Questo è un servizio che a me piace molto. Va ben oltre la semplice correzione di bozze e non è propriamente un editing. Per alcune aziende la revisione dei testi potrebbe essere la soluzione più economica rispetto a un completo lavoro di copywriting, se il gioco vale la candela, come si dice.

Mi spiego: alcuni testi vanno semplicemente riscritti da capo, non è possibile migliorarli. Su altri si può lavorare. Poco tempo fa ho svolto un lavoro del genere per un blog, revisionando completamente i titoli degli articoli – leggi: riscrivendoli da capo – e migliorando il testo – inclusa la correzione di alcuni errori grammaticali.

Nella revisione dei contenuti inserisco anche un miglioramento lato SEO delle pagine web e un’analisi dell’accessibilità dei contenuti.

Ebook

La pubblicazione gratuita di ebook tematici è una delle strategie di content marketing. Ne parlai tempo fa spiegando quante interazioni e commenti avessi ottenuto pubblicando una serie di ebook gratis.

Ma chiunque può scrivere ebook? Scrivere un ebook equivale a scrivere un libro, né più né meno e, ricordo, un file in formato .pdf non è considerato ebook, poiché è un semplice documento portabile, non un vero libro elettronico.

Corsi di formazione

Ho iniziato a studiare un paio di corsi di formazione nelle materie di mia competenza. Secondo me questo tipo di servizio offre molte opportunità sia per il web copywriter sia per i partecipanti.

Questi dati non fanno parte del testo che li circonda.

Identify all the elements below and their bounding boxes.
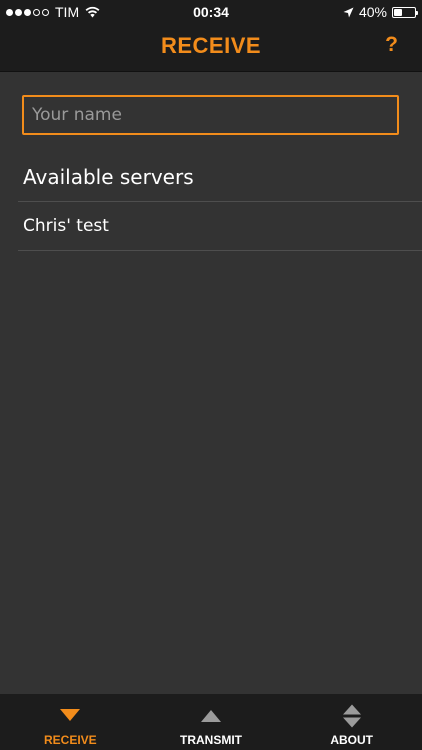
triangle-up-icon [201,710,221,722]
tab-label: RECEIVE [43,733,97,747]
tab-receive[interactable]: RECEIVE [0,694,141,750]
name-input[interactable] [22,95,399,135]
triangle-down-icon [60,709,81,721]
server-list-item[interactable]: Chris' test [18,203,422,249]
up-down-arrows-icon [342,704,361,728]
server-name: Chris' test [23,216,109,236]
location-arrow-icon [343,7,354,17]
tab-bar: RECEIVE TRANSMIT ABOUT [0,694,422,750]
tab-label: ABOUT [330,733,374,747]
status-bar: TIM 00:34 40% [0,0,422,24]
tab-about[interactable]: ABOUT [281,694,422,750]
battery-percent: 40% [358,4,387,20]
battery-tip [416,10,418,15]
battery-icon [392,6,418,18]
battery-fill [394,8,402,16]
divider [18,201,422,202]
tab-label: TRANSMIT [180,733,242,747]
divider [18,250,422,251]
page-title: RECEIVE [160,33,262,58]
tab-transmit[interactable]: TRANSMIT [141,694,282,750]
available-servers-heading: Available servers [23,165,194,189]
help-button[interactable]: ? [385,33,398,57]
status-right: 40% [343,4,418,20]
navigation-bar: RECEIVE ? [0,24,422,72]
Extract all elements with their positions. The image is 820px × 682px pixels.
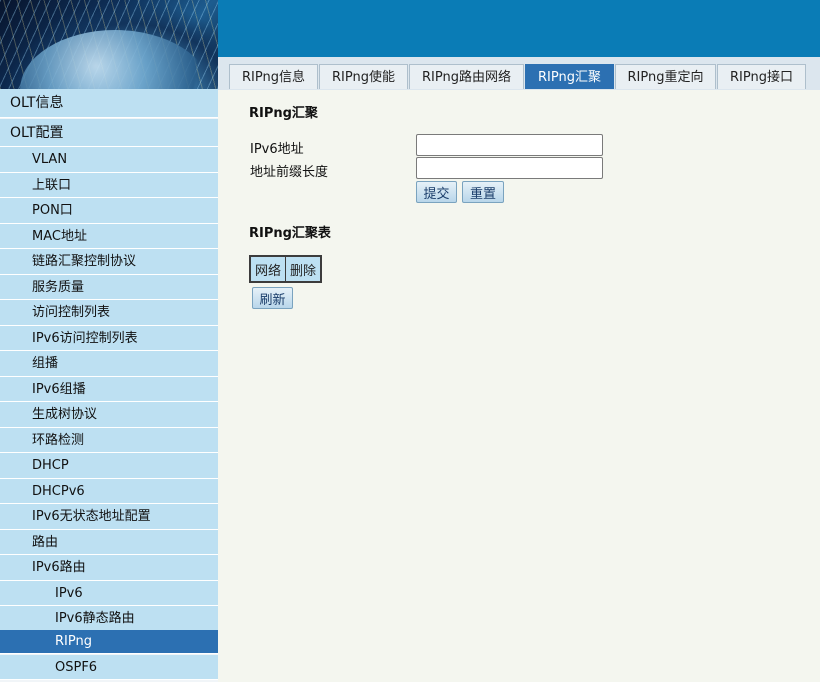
sidebar-item-dhcp[interactable]: DHCP bbox=[0, 453, 218, 479]
sidebar-item-ipv6-routing[interactable]: IPv6路由 bbox=[0, 555, 218, 581]
sidebar-item-ipv6-slaac[interactable]: IPv6无状态地址配置 bbox=[0, 504, 218, 530]
sidebar-item-olt-info[interactable]: OLT信息 bbox=[0, 89, 218, 118]
table-title: RIPng汇聚表 bbox=[249, 226, 331, 241]
header-bar bbox=[218, 0, 820, 57]
prefix-length-input[interactable] bbox=[416, 157, 603, 179]
ipv6-address-label: IPv6地址 bbox=[250, 142, 304, 157]
sidebar: OLT信息 OLT配置 VLAN 上联口 PON口 MAC地址 链路汇聚控制协议… bbox=[0, 89, 218, 682]
sidebar-item-ripng[interactable]: RIPng bbox=[0, 630, 218, 654]
sidebar-item-vlan[interactable]: VLAN bbox=[0, 147, 218, 173]
sidebar-item-acl[interactable]: 访问控制列表 bbox=[0, 300, 218, 326]
reset-button[interactable]: 重置 bbox=[462, 181, 504, 203]
sidebar-item-qos[interactable]: 服务质量 bbox=[0, 275, 218, 300]
sidebar-item-ipv6-acl[interactable]: IPv6访问控制列表 bbox=[0, 326, 218, 351]
sidebar-item-ipv6-multicast[interactable]: IPv6组播 bbox=[0, 377, 218, 402]
sidebar-item-mac-address[interactable]: MAC地址 bbox=[0, 224, 218, 249]
column-network: 网络 bbox=[249, 255, 287, 283]
sidebar-item-pon-port[interactable]: PON口 bbox=[0, 198, 218, 224]
sidebar-item-olt-config[interactable]: OLT配置 bbox=[0, 119, 218, 147]
sidebar-item-ipv6-static-route[interactable]: IPv6静态路由 bbox=[0, 606, 218, 632]
tab-ripng-interface[interactable]: RIPng接口 bbox=[717, 64, 806, 89]
refresh-button[interactable]: 刷新 bbox=[252, 287, 293, 309]
sidebar-item-ipv6[interactable]: IPv6 bbox=[0, 581, 218, 606]
sidebar-item-uplink-port[interactable]: 上联口 bbox=[0, 173, 218, 198]
sidebar-item-lacp[interactable]: 链路汇聚控制协议 bbox=[0, 249, 218, 275]
earth-network-logo-image bbox=[0, 0, 218, 89]
tab-ripng-aggregate[interactable]: RIPng汇聚 bbox=[525, 64, 614, 89]
prefix-length-label: 地址前缀长度 bbox=[250, 165, 329, 180]
aggregate-table: 网络 删除 bbox=[249, 255, 323, 283]
ipv6-address-input[interactable] bbox=[416, 134, 603, 156]
sidebar-item-ospf6[interactable]: OSPF6 bbox=[0, 655, 218, 680]
column-delete: 删除 bbox=[285, 255, 322, 283]
submit-button[interactable]: 提交 bbox=[416, 181, 457, 203]
sidebar-item-stp[interactable]: 生成树协议 bbox=[0, 402, 218, 428]
tab-ripng-redistribute[interactable]: RIPng重定向 bbox=[615, 64, 716, 89]
tab-ripng-info[interactable]: RIPng信息 bbox=[229, 64, 318, 89]
table-header-row: 网络 删除 bbox=[249, 255, 322, 283]
sidebar-item-routing[interactable]: 路由 bbox=[0, 530, 218, 555]
form-title: RIPng汇聚 bbox=[249, 106, 318, 121]
sidebar-item-loop-detection[interactable]: 环路检测 bbox=[0, 428, 218, 453]
tab-ripng-route-network[interactable]: RIPng路由网络 bbox=[409, 64, 524, 89]
sidebar-item-multicast[interactable]: 组播 bbox=[0, 351, 218, 377]
sidebar-item-dhcpv6[interactable]: DHCPv6 bbox=[0, 479, 218, 504]
tab-ripng-enable[interactable]: RIPng使能 bbox=[319, 64, 408, 89]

Saranno disponibili in varie soluzioni per venire incontro alle esigenze personali.

Scrittura per il web

Chi scrive da tanti e ha determinate conoscenze nel campo della scrittura online, può organizzare corsi di scrittura per il web. Tempo fa nel mio blog ne avevo lanciato uno, anche se non era un vero corso ma più una serie di post dedicati alle basi della scrittura online.

Ora ne sto preparando uno, ma dovrà essere diverso dai soliti corsi e deve avere una reale utilità per chi vuole partecipare. Oggi possiamo trovare online tantissime guide su come scrivere per il web – io stesso ho scritto alcuni articoli in proposito – ma un corso, secondo me, deve andare oltre, deve riuscire a far immedesimare il partecipante nella materia.

A scuola abbiamo avuto insegnanti che ci hanno fatto odiare la materia e altri che ce l’hanno fatta amare. E è proprio quest’ultima il principale obiettivo di un corso.

Gestione del blog

Sulla gestione del blog possiamo scrivere molto. Non tutti i professionisti e le aziende possono permettersi un blogger che curi il loro blog – è la realtà delle piccole aziende, che devono fare i conti con fondi limitati – e in quel caso una formazione adeguata permette loro di gestire in modo autonomo il proprio blog.

Quali servizi offrite come web copywriter?

Ora la parola tocca a voi blogger e copywriter: in base alle vostre competenze quali servizi potete offrire ai vostri clienti? E la domanda può essere rivolta, in modo diverso, a chi deve scegliere un web copywriter: quali servizi richiedete maggiormente e quali vorreste richiedere?